Patti Smith Returns To Singing Live With Brooklyn Concert
Patti Smith Returns To Singing Live With Brooklyn Concert
Patti Smith performed a miniconcert at the Brooklyn Museum on Tuesday to honor photographer Robert Mapplethorpe and add her voice to a series of popup events that represent New York City's first baby steps toward the return of live indoor performances.

NEW YORK: Patti Smith performed a mini-concert at the Brooklyn Museum on Tuesday to honor photographer Robert Mapplethorpe and add her voice to a series of pop-up events that represent New York City’s first baby steps toward the return of live indoor performances.

Smith performed six songs as well as read poetry and excerpts from her book Just Kids in the Beaux-Arts Court at the museum, her voice bouncing off the skylight 60 feet above. It was a concert to also honor museum workers and drew just under 50 people, all socially distanced in widely spaced chairs.

I’m not nervous, but it’s been so long, she told the crowd. An hour later, just before donning her mask and walking off after a standing ovation, she added: Hope to see you soon.

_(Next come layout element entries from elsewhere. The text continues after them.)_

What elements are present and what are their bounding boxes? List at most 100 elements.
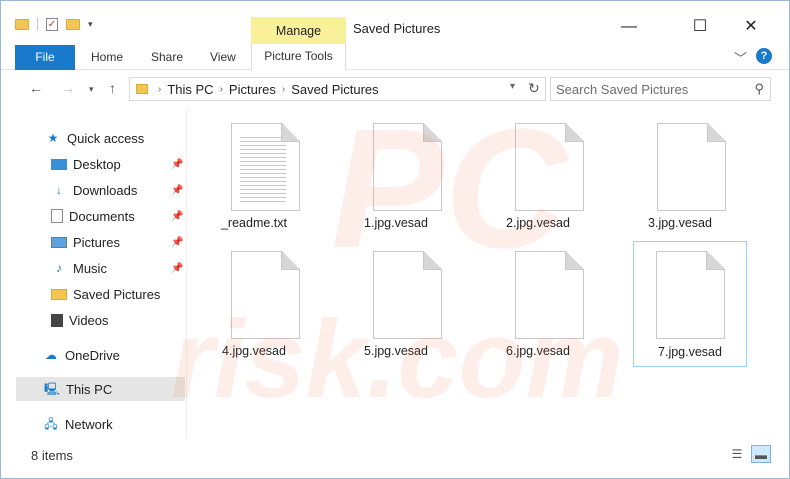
sidebar-item-label: Music <box>73 260 107 276</box>
breadcrumb-separator-icon[interactable]: › <box>220 82 223 97</box>
blank-file-icon <box>657 123 726 211</box>
folder-icon <box>51 288 67 300</box>
new-folder-icon[interactable] <box>66 18 80 30</box>
title-bar: ✓ ▾ Manage Saved Pictures — ☐ ✕ <box>1 1 789 45</box>
download-arrow-icon: ↓ <box>56 183 62 197</box>
pin-icon[interactable]: 📌 <box>171 237 183 248</box>
pin-icon[interactable]: 📌 <box>171 185 183 196</box>
pin-icon[interactable]: 📌 <box>171 159 183 170</box>
blank-file-icon <box>515 251 584 339</box>
manage-context-tab[interactable]: Manage <box>251 17 346 45</box>
file-item[interactable]: 1.jpg.vesad <box>339 111 453 237</box>
sidebar-item-quick-access[interactable]: ★ Quick access <box>45 126 145 150</box>
address-dropdown-icon[interactable]: ▾ <box>510 81 515 92</box>
sidebar-item-network[interactable]: 🖧 Network <box>43 412 113 436</box>
breadcrumb: › This PC › Pictures › Saved Pictures <box>158 82 379 97</box>
sidebar-item-label: Desktop <box>73 156 121 172</box>
navigation-pane: ★ Quick access Desktop 📌 ↓ Downloads 📌 D… <box>1 118 186 438</box>
navigation-bar: ← → ▾ ↑ › This PC › Pictures › Saved Pic… <box>1 71 789 107</box>
refresh-icon[interactable]: ↻ <box>528 80 540 97</box>
explorer-window: ✓ ▾ Manage Saved Pictures — ☐ ✕ File Hom… <box>0 0 790 479</box>
sidebar-item-label: This PC <box>66 381 113 397</box>
tab-file[interactable]: File <box>15 45 75 70</box>
pin-icon[interactable]: 📌 <box>171 211 183 222</box>
music-note-icon: ♪ <box>56 261 62 275</box>
sidebar-item-saved-pictures[interactable]: Saved Pictures <box>51 282 160 306</box>
file-name: 2.jpg.vesad <box>506 216 570 230</box>
pictures-icon <box>51 236 67 248</box>
properties-check-icon[interactable]: ✓ <box>46 17 58 31</box>
tab-view[interactable]: View <box>210 45 236 70</box>
folder-icon[interactable] <box>15 18 29 30</box>
help-icon[interactable]: ? <box>756 48 772 64</box>
blank-file-icon <box>231 251 300 339</box>
file-item[interactable]: _readme.txt <box>197 111 311 237</box>
blank-file-icon <box>373 123 442 211</box>
sidebar-item-label: Network <box>65 416 113 432</box>
minimize-button[interactable]: — <box>606 13 652 41</box>
pin-icon[interactable]: 📌 <box>171 263 183 274</box>
back-arrow-icon[interactable]: ← <box>29 80 43 96</box>
file-item[interactable]: 7.jpg.vesad <box>633 241 747 367</box>
expand-ribbon-chevron-icon[interactable]: ﹀ <box>734 48 747 67</box>
sidebar-item-onedrive[interactable]: ☁ OneDrive <box>43 343 120 367</box>
sidebar-item-desktop[interactable]: Desktop 📌 <box>51 152 186 176</box>
item-count: 8 items <box>31 448 73 463</box>
search-box[interactable]: ⚲ <box>550 77 771 101</box>
file-item[interactable]: 2.jpg.vesad <box>481 111 595 237</box>
breadcrumb-pictures[interactable]: Pictures <box>229 82 276 97</box>
up-arrow-icon[interactable]: ↑ <box>109 80 116 96</box>
sidebar-item-downloads[interactable]: ↓ Downloads 📌 <box>51 178 186 202</box>
window-title: Saved Pictures <box>353 21 441 36</box>
blank-file-icon <box>373 251 442 339</box>
customize-dropdown-icon[interactable]: ▾ <box>88 19 93 30</box>
file-item[interactable]: 6.jpg.vesad <box>481 239 595 365</box>
quick-access-toolbar: ✓ ▾ <box>15 17 93 31</box>
tab-picture-tools[interactable]: Picture Tools <box>251 44 346 70</box>
documents-icon <box>51 209 63 223</box>
sidebar-item-label: Pictures <box>73 234 120 250</box>
video-icon <box>51 313 63 327</box>
breadcrumb-separator-icon[interactable]: › <box>282 82 285 97</box>
desktop-icon <box>51 158 67 170</box>
details-view-icon[interactable]: ☰ <box>727 445 747 463</box>
sidebar-item-label: Documents <box>69 208 135 224</box>
toolbar-separator <box>37 17 38 31</box>
file-name: _readme.txt <box>220 216 287 230</box>
text-file-icon <box>231 123 300 211</box>
sidebar-item-this-pc[interactable]: 🖳 This PC <box>16 377 185 401</box>
search-icon[interactable]: ⚲ <box>754 81 764 97</box>
file-name: 5.jpg.vesad <box>364 344 428 358</box>
maximize-button[interactable]: ☐ <box>677 13 723 41</box>
search-input[interactable] <box>556 81 746 97</box>
sidebar-item-music[interactable]: ♪ Music 📌 <box>51 256 186 280</box>
tab-share[interactable]: Share <box>151 45 183 70</box>
blank-file-icon <box>515 123 584 211</box>
file-name: 1.jpg.vesad <box>364 216 428 230</box>
file-item[interactable]: 5.jpg.vesad <box>339 239 453 365</box>
sidebar-item-label: Videos <box>69 312 109 328</box>
file-name: 6.jpg.vesad <box>506 344 570 358</box>
sidebar-item-label: Quick access <box>67 130 145 146</box>
breadcrumb-separator-icon: › <box>158 84 162 95</box>
recent-locations-chevron-icon[interactable]: ▾ <box>89 84 94 95</box>
file-item[interactable]: 3.jpg.vesad <box>623 111 737 237</box>
file-item[interactable]: 4.jpg.vesad <box>197 239 311 365</box>
sidebar-item-videos[interactable]: Videos <box>51 308 109 332</box>
ribbon-tabs: File Home Share View Picture Tools ﹀ ? <box>1 44 789 70</box>
network-icon: 🖧 <box>44 417 58 431</box>
sidebar-item-documents[interactable]: Documents 📌 <box>51 204 186 228</box>
breadcrumb-saved-pictures[interactable]: Saved Pictures <box>291 82 378 97</box>
file-name: 3.jpg.vesad <box>648 216 712 230</box>
sidebar-item-label: Downloads <box>73 182 138 198</box>
breadcrumb-this-pc[interactable]: This PC <box>167 82 213 97</box>
close-button[interactable]: ✕ <box>728 13 774 41</box>
large-icons-view-icon[interactable]: ▬ <box>751 445 771 463</box>
sidebar-item-label: OneDrive <box>65 347 120 363</box>
tab-home[interactable]: Home <box>91 45 123 70</box>
star-icon: ★ <box>47 131 59 145</box>
sidebar-item-pictures[interactable]: Pictures 📌 <box>51 230 186 254</box>
file-name: 7.jpg.vesad <box>658 345 722 359</box>
forward-arrow-icon[interactable]: → <box>61 80 75 96</box>
address-bar[interactable]: › This PC › Pictures › Saved Pictures ▾ … <box>129 77 546 101</box>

Dressed in black from her boots to her shirt with her gray hair flowing, Smith and an accompanist, Tony Shanahan, performed Wing, My Blakean Year, Grateful and Dancing Barefoot, as well as Tim Hardin’s “How Can We Hang On to a Dream?” and Neil Young’s Helpless. She ended the hourlong set with her biggest hit, Because the Night,” written with Bruce Springsteen.

The concert came on the same day in 1989 that Mapplethorpe died at age 42. It also marked the one-year anniversary of when Smith last performed live, at The Fillmore in San Francisco. She weaved stories about Mapplethorpe and her husband, Fred Smith, with her daughter, Jesse, in attendance. She spoke of the day in 1976 in Detroit that she first locked eyes with her future husband.

Smith, known as the Godmother of Punk, came out of New York in the early 1970s to create a blend of cerebral, raggedly emotional music. On Monday, she read from a selection from Just Kids about her life with Mapplethorpe in the borough of Brooklyn, describing a couple with not much money but a killer record collection.

It was one of many cultural events as part of NY PopsUp, a new festival running until Labor Day that is overseen by producers Scott Rudin and Jane Rosenthal. The shows are being held in performance spaces including The Apollo in Harlem, St. Ann’s Warehouse in Brooklyn and Broadway’s Music Box theater that are able to be adapted for social distancing guidelines.

Other artists expected to participate include Hugh Jackman, Chris Rock, Alec Baldwin, Amy Schumer, Many Patinkin, Q-Tip, Sutton Foster, Billy Porter, Idina Menzel, Rene Fleming, Sarah Jessica Parker and Matthew Broderick.